According to newspaper reports of 15 May 2020 the Supreme Court opined that during times of crisis such as we are passing through now, the judiciary should work in harmony with the executive. The Court refused to pass any order, saying that it was not possible for it to monitor who was walking and who was not. They would, of course, their Lordships added, have the jurisdiction to intervene if the executive allowed the lives of citizens to be endangered.

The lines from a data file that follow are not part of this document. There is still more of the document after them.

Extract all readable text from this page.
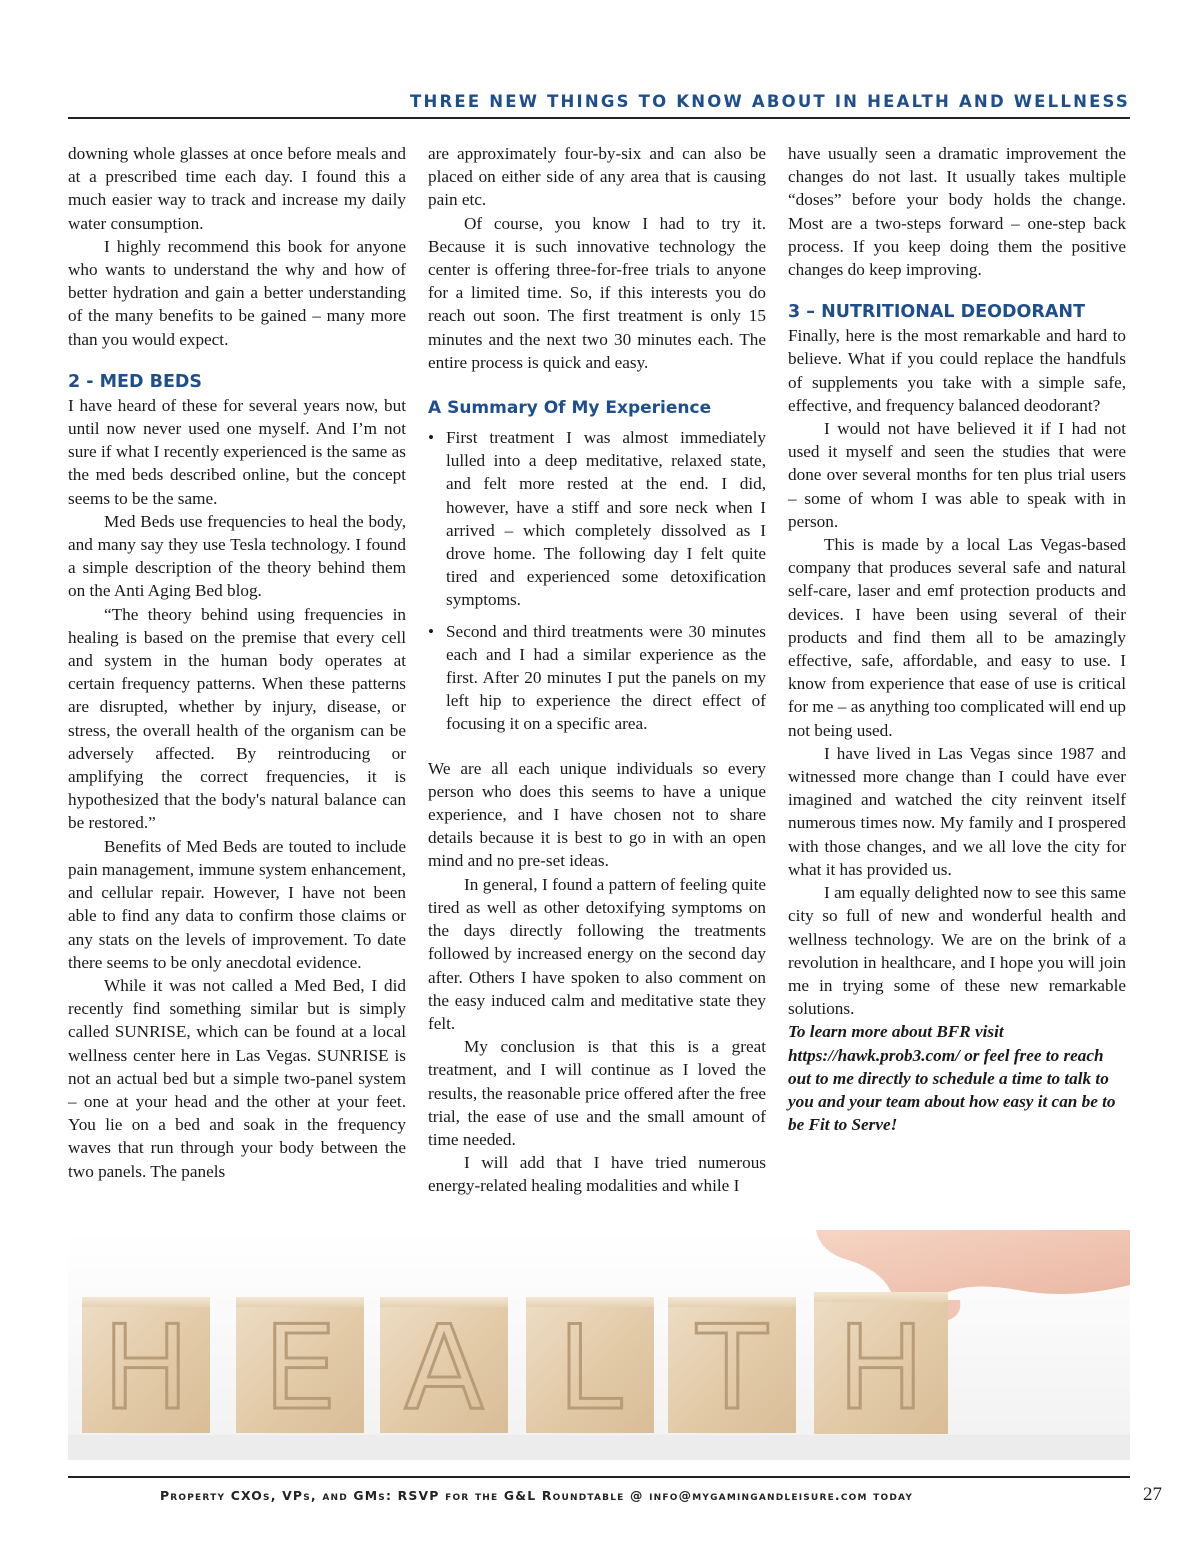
THREE NEW THINGS TO KNOW ABOUT IN HEALTH AND WELLNESS

downing whole glasses at once before meals and at a prescribed time each day. I found this a much easier way to track and increase my daily water consumption.

I highly recommend this book for anyone who wants to understand the why and how of better hydration and gain a better understanding of the many benefits to be gained – many more than you would expect.

2 - MED BEDS

I have heard of these for several years now, but until now never used one myself. And I’m not sure if what I recently experienced is the same as the med beds described online, but the concept seems to be the same.

Med Beds use frequencies to heal the body, and many say they use Tesla technology. I found a simple description of the theory behind them on the Anti Aging Bed blog.

“The theory behind using frequencies in healing is based on the premise that every cell and system in the human body operates at certain frequency patterns. When these patterns are disrupted, whether by injury, disease, or stress, the overall health of the organism can be adversely affected. By reintroducing or amplifying the correct frequencies, it is hypothesized that the body's natural balance can be restored.”

Benefits of Med Beds are touted to include pain management, immune system enhancement, and cellular repair. However, I have not been able to find any data to confirm those claims or any stats on the levels of improvement. To date there seems to be only anecdotal evidence.

While it was not called a Med Bed, I did recently find something similar but is simply called SUNRISE, which can be found at a local wellness center here in Las Vegas. SUNRISE is not an actual bed but a simple two-panel system – one at your head and the other at your feet. You lie on a bed and soak in the frequency waves that run through your body between the two panels. The panels

are approximately four-by-six and can also be placed on either side of any area that is causing pain etc.

Of course, you know I had to try it. Because it is such innovative technology the center is offering three-for-free trials to anyone for a limited time. So, if this interests you do reach out soon. The first treatment is only 15 minutes and the next two 30 minutes each. The entire process is quick and easy.

A Summary Of My Experience
• First treatment I was almost immediately lulled into a deep meditative, relaxed state, and felt more rested at the end. I did, however, have a stiff and sore neck when I arrived – which completely dissolved as I drove home. The following day I felt quite tired and experienced some detoxification symptoms.
• Second and third treatments were 30 minutes each and I had a similar experience as the first. After 20 minutes I put the panels on my left hip to experience the direct effect of focusing it on a specific area.

We are all each unique individuals so every person who does this seems to have a unique experience, and I have chosen not to share details because it is best to go in with an open mind and no pre-set ideas.

In general, I found a pattern of feeling quite tired as well as other detoxifying symptoms on the days directly following the treatments followed by increased energy on the second day after. Others I have spoken to also comment on the easy induced calm and meditative state they felt.

My conclusion is that this is a great treatment, and I will continue as I loved the results, the reasonable price offered after the free trial, the ease of use and the small amount of time needed.

I will add that I have tried numerous energy-related healing modalities and while I

have usually seen a dramatic improvement the changes do not last. It usually takes multiple “doses” before your body holds the change. Most are a two-steps forward – one-step back process. If you keep doing them the positive changes do keep improving.

3 – NUTRITIONAL DEODORANT

Finally, here is the most remarkable and hard to believe. What if you could replace the handfuls of supplements you take with a simple safe, effective, and frequency balanced deodorant?

I would not have believed it if I had not used it myself and seen the studies that were done over several months for ten plus trial users – some of whom I was able to speak with in person.

This is made by a local Las Vegas-based company that produces several safe and natural self-care, laser and emf protection products and devices. I have been using several of their products and find them all to be amazingly effective, safe, affordable, and easy to use. I know from experience that ease of use is critical for me – as anything too complicated will end up not being used.

I have lived in Las Vegas since 1987 and witnessed more change than I could have ever imagined and watched the city reinvent itself numerous times now. My family and I prospered with those changes, and we all love the city for what it has provided us.

I am equally delighted now to see this same city so full of new and wonderful health and wellness technology. We are on the brink of a revolution in healthcare, and I hope you will join me in trying some of these new remarkable solutions.

To learn more about BFR visit https://hawk.prob3.com/ or feel free to reach out to me directly to schedule a time to talk to you and your team about how easy it can be to be Fit to Serve!

H E A L T H
Property CXOs, VPs, and GMs: RSVP for the G&L Roundtable @ info@mygamingandleisure.com today	27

There is no denying the fact that the judiciary must not be an impediment to the smooth functioning of the executive, especially during a crisis. If forcing people out of their jobs, denying them wages and then failing to provide them with food and shelter is not “endangering” their lives, then I do not know what the right to life guaranteed by the Constitution means.
Strangely, after over a month’s delay the Supreme Court has suddenly awakened to the fact that thousands of migrant labourers have been walking back home and that they have been walking on the highways and on railway tracks. The court has been magnanimous enough to suo motu issue an “order” directing the central and state governments to provide these labourers with shelter, transport and food! And on what the court has relied in passing the order? “Newspaper and media reports” – the same documents which the same court had earlier found to be of no evidenciary value and, therefore, could not be the basis for a PIL.
It would not be a bad idea to conduct some research on what led to this sudden change of heart of the apex court.
The central government assures us that the country has enough stock of food grains, and that special trains are carrying them to all corners of the country. Strangely, many states are complaining that they have not received even a fraction of their requirement of food grains. If the centre and the states, even at this critical juncture when starvation looms large on millions of people, play a political game of one-upmanship the country may have to pay an unimaginably heavy price for it.